6. Oversight Management – This phase encompasses all ongoing activities required to manage the programme, and achieve the contracted results. Specifically, this includes liaison between the customers and the supplier; performance monitoring; contract administration, vendor/ partnership management; delivery integration and vendor transition. Inevitably stresses will develop in a contract and it is important for both sides to take an adult approach to contract interpretation. Remember that these are long-term relationships that need to flex with time. The competent professional advisor will have put in sophisticated devices in the contract to allow this to happen in a controlled and balanced manner. On-going change and re-negotiation and dispute resolution will be important – all of which are areas in which your lawyer should be able to help you. Being flexible in this context is not usually an admission of defeat; rather it is a sign of dedication to making things work and creating a "win:win" situation which delivers both sides' strategic objectives.

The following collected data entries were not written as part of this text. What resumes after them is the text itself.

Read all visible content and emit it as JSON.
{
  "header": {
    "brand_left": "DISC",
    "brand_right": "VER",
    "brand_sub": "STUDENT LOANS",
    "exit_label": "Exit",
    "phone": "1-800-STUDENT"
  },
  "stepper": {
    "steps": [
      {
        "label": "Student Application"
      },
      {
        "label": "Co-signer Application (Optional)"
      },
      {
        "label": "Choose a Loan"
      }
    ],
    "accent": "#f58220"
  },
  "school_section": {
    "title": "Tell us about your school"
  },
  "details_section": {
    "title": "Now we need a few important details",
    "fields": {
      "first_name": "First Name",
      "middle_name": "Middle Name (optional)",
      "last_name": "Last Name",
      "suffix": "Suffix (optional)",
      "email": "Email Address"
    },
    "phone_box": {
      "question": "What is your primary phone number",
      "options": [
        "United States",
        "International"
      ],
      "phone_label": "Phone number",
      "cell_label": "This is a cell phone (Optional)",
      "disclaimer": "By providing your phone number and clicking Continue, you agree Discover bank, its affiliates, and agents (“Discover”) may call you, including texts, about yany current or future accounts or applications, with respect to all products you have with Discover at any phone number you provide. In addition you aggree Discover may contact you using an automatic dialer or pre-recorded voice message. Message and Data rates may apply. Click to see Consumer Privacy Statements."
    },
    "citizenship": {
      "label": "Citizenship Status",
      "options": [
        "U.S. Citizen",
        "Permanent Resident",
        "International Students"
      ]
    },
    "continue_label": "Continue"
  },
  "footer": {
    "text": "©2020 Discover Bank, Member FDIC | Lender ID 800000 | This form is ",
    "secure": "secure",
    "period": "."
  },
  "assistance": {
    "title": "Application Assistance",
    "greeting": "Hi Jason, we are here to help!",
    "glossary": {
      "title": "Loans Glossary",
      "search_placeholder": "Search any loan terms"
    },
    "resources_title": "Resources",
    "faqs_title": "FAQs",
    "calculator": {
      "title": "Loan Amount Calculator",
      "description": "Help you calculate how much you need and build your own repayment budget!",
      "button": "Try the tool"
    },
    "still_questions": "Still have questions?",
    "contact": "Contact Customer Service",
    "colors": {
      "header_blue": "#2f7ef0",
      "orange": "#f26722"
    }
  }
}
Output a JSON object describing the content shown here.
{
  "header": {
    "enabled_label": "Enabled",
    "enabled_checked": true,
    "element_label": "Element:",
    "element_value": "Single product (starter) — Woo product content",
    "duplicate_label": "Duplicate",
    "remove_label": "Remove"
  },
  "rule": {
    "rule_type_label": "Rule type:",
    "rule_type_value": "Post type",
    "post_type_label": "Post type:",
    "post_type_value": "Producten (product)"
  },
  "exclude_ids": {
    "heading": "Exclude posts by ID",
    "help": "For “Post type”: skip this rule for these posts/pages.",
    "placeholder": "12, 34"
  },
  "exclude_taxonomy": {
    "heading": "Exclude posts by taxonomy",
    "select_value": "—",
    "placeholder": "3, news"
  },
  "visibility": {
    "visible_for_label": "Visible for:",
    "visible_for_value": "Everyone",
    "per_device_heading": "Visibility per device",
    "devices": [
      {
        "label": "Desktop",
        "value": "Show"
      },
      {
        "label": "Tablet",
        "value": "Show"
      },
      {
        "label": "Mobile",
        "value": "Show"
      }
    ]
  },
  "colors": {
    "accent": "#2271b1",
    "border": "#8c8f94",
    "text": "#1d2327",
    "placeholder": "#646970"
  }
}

7. Build Completion – This phase covers all completion activities of the build phase including any development programme and then acceptance and the introduction of new services. Hopefully all will go well. However, your lawyer can assist in issues connected with late delivery or implementation; service levels and service credits; acceptance testing; retentions for incomplete delivery and the like.
8. Change – All complex-outsourcing contracts will be subject to change and alteration. These are either run as minor changes to the outsourcing contract or major changes, which might involve a re-tendering process. Your contract will – or should – have built into it a contract change procedure to deal with changes that are in the broad scope of the original procurement. The idea of change control is to provide visibility for both sides and to allow the relationship to proceed in a sense of mutual trust – perhaps the critical success factor in an outsourcing relationship. Do not however be tempted to push change control too far. Stretching these too far and into territories for which they were not designed is bound to lead to tensions and perhaps breakdown. This is particularly so in the public sector or in regulated industries where the law does not allow departure from the original advertised procurement.
9. Exit - Inevitably all outsourcing relationships come to an end – either by flux of time, mutual agreement or sometimes in acrimony. Occasionally, they end through take-over of either supplier or customer triggering change of control provisions and from time-to-time breakdown through insolvency or for other financial reasons. The properly developed contract will have dealt with these at the outset and there will be provisions allowing for orderly transfer; post-exit assistance; staff transfer and ownership of data and intellectual property, and possibly access to escrow. Often provisions are included to deal with re-tendering and poaching or rotation of key staff or other less salubrious practices. This is a sensitive time for everyone and your lawyer can smooth it for you.
Remember that IT and BPO outsourcing is a highly specialised area and, in consequence, it is a highly specialised area of legal practice and one with a strong international dimension. Some of the contractual and legal approaches and the customs that have developed in the trade seem counter-intuitive even to lawyers of great experience in other areas of commercial law. Without wishing to seem self-serving, I can offer no better counsel to outsourcing companies and to their customers than to get proper experienced legal advice; to be prepared to pay for it and to involve the lawyers early so that they can be a force for good and for a positive business solution rather than helping you pick up the pieces afterwards. You will find that this pays off time and time again!